Calcutta, April 9 :
Calcutta, April 9:
A 'secret meeting' was recently held in the heart of the city between the RSS and the All-India Muslim Personal Law Board.
RSS leader Jyotirmoy Chakraborty and state BJP vice-president P.D. Chitlangia met representatives from the Muslim board, the Jamaat-e-Islami and the editor of a popular Urdu daily about a week ago in the first such meeting in the city.
The agenda was to try and build a bridge between the two communities and find ways to end the post-Godhra communal unrest that has threatened to shake the foundations of secular India.
Describing the two-hour meeting at Saturday Club as 'secret' and 'private', leaders of both communities refused to go into details. 'We were meeting for the first time. We had only heard about each other. This meeting has thrown open an opportunity for the two communities to work together,' said one participant.
Akhbar-e-Mashriq editor Md Nadeem was more forthcoming. 'The bridge has now been built for the first time. It is now up to the respective communities to work further. We discussed Godhra and the subsequent carnage that is taking place in the country. We discussed several other issues as well, and shared our separate views. Overall, the meeting was satisfactory,' he said.
Apart from Nadeem, Jamaat's Md Aziz and N. Ahmed of the Muslim board attended the meeting, which was organised by O.P. Shah, a chartered accountant who runs a voluntary organisation that promotes peace and harmony. Shah is well known in the RSS and BJP circles, and that was enough to convince both Chakraborty and Chitlangia to participate.
Watched with anticipation by the RSS high command and trepidation by the Muslim board leaders in New Delhi, West Bengal sanghchalak Keshab Dixit gave Chakraborty the go-ahead to attend the meeting, possibly in the hope of opening a dialogue. When contacted in his office, Dixit merely said: 'He was asked to go because someone was invited from our side to attend the meeting.'
Chakraborty took the initiative to break the ice once the introductions were over. 'Let us meet socially again, and not politically. We must try to find out a solution,' sources quoted him as saying. They said Chitlangia and Chakraborty tried to convince the Muslim leaders that what happened in Godhra was 'unacceptable' and that asking political leaders to intervene would never solve the problem.
The Muslim leaders, on the other hand, pointed to the slaughter of hundreds of their community members in the revenge killings. 'We do not associate ourselves with the militants in Kashmir,' said the minority delegation when a reference was made to terrorism in Kashmir. In turn, the RSS-BJP leaders agreed that the 'Hindu society had over-reacted' after the Godhra incident.

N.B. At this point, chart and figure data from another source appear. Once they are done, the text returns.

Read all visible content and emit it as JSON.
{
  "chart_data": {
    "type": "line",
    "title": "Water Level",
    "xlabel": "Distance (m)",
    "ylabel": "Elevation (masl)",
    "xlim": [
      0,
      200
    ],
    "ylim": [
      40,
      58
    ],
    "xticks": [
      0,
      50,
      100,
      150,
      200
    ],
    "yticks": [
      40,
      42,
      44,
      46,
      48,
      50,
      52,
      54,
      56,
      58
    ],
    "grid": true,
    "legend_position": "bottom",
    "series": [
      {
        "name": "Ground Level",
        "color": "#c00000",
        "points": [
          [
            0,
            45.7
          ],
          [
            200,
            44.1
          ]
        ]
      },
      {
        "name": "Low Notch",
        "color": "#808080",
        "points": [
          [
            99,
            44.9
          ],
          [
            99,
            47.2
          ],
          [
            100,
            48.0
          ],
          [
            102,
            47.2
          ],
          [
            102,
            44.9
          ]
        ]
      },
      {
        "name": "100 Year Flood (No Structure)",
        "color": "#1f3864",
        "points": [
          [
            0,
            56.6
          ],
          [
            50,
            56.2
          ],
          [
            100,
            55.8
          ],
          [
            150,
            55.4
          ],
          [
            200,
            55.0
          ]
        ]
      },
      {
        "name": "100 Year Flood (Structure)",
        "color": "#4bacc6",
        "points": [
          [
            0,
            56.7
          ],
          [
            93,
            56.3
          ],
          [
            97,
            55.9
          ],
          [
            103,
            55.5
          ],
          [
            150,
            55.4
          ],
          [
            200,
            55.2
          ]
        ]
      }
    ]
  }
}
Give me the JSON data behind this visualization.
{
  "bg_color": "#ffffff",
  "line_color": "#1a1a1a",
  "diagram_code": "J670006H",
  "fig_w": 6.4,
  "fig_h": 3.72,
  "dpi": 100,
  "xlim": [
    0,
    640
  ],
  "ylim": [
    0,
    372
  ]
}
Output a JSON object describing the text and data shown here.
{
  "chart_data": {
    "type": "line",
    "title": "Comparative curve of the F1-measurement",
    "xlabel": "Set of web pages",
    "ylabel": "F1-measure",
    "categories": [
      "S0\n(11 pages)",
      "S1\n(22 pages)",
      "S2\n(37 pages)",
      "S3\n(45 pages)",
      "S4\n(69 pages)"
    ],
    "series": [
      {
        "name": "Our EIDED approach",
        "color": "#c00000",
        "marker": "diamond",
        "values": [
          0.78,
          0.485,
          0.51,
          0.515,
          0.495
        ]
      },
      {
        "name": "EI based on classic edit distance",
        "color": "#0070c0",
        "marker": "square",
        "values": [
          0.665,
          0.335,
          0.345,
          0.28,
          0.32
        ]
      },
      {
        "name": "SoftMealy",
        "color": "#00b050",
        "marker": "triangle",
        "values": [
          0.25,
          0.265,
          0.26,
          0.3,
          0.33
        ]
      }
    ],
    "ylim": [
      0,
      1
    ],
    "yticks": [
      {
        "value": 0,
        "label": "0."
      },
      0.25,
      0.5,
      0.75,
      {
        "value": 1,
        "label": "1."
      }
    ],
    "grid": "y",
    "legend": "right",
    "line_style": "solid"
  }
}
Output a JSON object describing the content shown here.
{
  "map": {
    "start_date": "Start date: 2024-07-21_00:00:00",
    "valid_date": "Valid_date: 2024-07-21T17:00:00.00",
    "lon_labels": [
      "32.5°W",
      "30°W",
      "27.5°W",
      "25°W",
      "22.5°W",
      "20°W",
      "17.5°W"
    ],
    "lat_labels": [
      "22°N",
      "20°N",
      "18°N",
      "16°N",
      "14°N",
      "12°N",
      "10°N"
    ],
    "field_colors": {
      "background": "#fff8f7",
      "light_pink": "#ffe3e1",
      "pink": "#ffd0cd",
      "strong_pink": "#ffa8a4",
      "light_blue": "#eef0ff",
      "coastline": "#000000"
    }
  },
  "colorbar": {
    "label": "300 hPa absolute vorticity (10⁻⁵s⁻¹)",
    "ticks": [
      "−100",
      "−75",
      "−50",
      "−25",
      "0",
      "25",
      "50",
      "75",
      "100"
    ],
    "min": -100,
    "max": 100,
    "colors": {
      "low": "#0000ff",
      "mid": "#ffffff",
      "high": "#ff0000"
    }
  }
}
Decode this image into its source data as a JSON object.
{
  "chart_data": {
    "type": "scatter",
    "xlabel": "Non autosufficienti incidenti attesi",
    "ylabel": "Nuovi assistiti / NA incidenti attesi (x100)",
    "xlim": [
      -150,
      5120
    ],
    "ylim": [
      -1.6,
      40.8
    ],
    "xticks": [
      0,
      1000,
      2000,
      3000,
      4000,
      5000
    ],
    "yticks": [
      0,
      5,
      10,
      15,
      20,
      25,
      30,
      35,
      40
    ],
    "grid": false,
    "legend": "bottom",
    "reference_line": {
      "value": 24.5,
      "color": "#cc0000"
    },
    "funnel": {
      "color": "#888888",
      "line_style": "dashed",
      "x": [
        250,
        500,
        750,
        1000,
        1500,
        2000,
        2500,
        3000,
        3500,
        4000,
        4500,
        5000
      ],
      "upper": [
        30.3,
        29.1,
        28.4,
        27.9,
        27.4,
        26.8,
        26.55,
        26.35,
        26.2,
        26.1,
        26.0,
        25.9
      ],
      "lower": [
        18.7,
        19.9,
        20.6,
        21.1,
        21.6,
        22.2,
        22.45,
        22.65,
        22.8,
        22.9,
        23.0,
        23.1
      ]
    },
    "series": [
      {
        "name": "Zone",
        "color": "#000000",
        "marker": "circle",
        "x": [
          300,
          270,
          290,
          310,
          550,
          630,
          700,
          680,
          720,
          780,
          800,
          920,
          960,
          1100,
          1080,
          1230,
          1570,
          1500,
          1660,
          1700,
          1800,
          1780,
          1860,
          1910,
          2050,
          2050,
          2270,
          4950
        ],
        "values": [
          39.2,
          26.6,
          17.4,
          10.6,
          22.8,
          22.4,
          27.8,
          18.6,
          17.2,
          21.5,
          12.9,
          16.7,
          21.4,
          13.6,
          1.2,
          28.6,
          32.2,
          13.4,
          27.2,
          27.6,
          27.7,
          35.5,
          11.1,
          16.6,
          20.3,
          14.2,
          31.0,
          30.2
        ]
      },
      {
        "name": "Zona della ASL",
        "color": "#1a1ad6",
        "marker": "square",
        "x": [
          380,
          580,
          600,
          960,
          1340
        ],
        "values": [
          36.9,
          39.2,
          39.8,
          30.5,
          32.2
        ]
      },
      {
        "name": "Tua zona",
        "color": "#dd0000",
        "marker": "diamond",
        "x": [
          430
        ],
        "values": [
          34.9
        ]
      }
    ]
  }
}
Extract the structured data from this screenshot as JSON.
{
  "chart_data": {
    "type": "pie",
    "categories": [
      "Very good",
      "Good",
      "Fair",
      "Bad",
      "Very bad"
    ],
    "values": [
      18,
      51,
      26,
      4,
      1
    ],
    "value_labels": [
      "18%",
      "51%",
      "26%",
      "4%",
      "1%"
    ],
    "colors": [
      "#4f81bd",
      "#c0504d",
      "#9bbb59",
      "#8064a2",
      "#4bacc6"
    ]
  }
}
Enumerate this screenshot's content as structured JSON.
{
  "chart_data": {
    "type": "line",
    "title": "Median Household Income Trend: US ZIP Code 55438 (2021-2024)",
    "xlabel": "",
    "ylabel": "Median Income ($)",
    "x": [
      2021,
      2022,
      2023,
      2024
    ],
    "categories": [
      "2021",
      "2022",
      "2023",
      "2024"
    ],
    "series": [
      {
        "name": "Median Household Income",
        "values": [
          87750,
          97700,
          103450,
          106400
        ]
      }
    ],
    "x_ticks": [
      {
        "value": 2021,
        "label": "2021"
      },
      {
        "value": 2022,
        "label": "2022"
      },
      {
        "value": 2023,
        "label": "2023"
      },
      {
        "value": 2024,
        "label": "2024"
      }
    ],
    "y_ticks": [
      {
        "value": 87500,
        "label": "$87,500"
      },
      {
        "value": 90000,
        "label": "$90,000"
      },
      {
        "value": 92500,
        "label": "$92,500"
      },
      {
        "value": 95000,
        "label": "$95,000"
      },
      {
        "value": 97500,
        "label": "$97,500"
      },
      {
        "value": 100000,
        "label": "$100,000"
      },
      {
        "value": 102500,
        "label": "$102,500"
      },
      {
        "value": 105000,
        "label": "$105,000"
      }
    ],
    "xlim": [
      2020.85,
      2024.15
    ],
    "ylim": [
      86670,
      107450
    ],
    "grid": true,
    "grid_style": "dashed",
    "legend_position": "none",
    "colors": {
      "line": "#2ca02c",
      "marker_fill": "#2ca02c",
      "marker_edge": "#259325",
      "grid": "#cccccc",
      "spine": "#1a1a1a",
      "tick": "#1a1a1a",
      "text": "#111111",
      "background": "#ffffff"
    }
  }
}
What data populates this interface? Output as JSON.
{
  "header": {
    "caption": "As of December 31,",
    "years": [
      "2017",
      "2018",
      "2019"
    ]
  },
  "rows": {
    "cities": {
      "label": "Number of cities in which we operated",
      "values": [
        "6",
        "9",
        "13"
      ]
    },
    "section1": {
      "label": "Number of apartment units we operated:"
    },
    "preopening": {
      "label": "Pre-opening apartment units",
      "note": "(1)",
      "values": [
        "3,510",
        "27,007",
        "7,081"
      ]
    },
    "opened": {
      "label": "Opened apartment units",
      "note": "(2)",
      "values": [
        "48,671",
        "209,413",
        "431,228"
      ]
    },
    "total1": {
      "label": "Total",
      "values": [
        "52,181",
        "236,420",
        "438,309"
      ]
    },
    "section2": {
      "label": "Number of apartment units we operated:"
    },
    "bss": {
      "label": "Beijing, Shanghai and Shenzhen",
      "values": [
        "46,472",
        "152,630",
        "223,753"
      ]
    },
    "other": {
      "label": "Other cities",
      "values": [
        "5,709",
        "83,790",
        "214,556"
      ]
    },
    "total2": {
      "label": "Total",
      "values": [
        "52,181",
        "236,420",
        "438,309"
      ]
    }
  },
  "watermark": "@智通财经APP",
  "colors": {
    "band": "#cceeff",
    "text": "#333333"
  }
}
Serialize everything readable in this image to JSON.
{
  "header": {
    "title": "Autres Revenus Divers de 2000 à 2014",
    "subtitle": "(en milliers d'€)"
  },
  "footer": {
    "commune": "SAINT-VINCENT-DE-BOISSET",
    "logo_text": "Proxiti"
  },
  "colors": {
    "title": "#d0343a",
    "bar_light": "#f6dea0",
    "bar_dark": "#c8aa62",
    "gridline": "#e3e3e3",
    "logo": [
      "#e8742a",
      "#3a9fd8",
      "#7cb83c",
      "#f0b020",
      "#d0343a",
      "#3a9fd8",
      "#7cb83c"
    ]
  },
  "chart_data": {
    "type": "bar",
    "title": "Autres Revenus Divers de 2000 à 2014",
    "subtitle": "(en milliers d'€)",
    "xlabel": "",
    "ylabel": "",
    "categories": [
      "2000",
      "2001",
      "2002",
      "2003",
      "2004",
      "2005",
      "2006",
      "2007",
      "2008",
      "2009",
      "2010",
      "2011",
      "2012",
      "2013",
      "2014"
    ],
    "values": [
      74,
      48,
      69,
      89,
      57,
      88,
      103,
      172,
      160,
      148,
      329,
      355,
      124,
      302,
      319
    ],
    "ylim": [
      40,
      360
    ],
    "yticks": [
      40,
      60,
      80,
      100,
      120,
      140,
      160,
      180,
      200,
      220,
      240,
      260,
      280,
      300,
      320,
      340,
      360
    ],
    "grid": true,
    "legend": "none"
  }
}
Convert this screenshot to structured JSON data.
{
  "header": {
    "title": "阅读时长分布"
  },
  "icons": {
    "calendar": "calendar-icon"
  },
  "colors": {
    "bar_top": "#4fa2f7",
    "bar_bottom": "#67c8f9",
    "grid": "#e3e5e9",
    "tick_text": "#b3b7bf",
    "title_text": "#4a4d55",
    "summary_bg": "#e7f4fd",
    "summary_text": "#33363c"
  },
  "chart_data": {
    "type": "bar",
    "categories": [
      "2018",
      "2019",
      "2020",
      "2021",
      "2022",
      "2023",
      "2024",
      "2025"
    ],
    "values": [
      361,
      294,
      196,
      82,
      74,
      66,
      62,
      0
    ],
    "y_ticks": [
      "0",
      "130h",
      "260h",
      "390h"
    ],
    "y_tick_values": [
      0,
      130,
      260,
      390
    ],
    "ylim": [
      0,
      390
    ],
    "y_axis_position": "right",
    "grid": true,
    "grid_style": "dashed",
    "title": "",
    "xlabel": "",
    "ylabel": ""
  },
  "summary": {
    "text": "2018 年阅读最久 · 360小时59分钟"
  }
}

Though the minority members were peeved with Chitlangia's statement that 'all Muslims were not terrorists, but all terrorists have turned out to be Muslims', they decided to ignore it in the hope of a comprehensive dialogue in future. 'There definitely will be several more meetings to sort out problems. This was just the beginning of a new era,' Nadeem said, reflecting the hope generated by the gathering.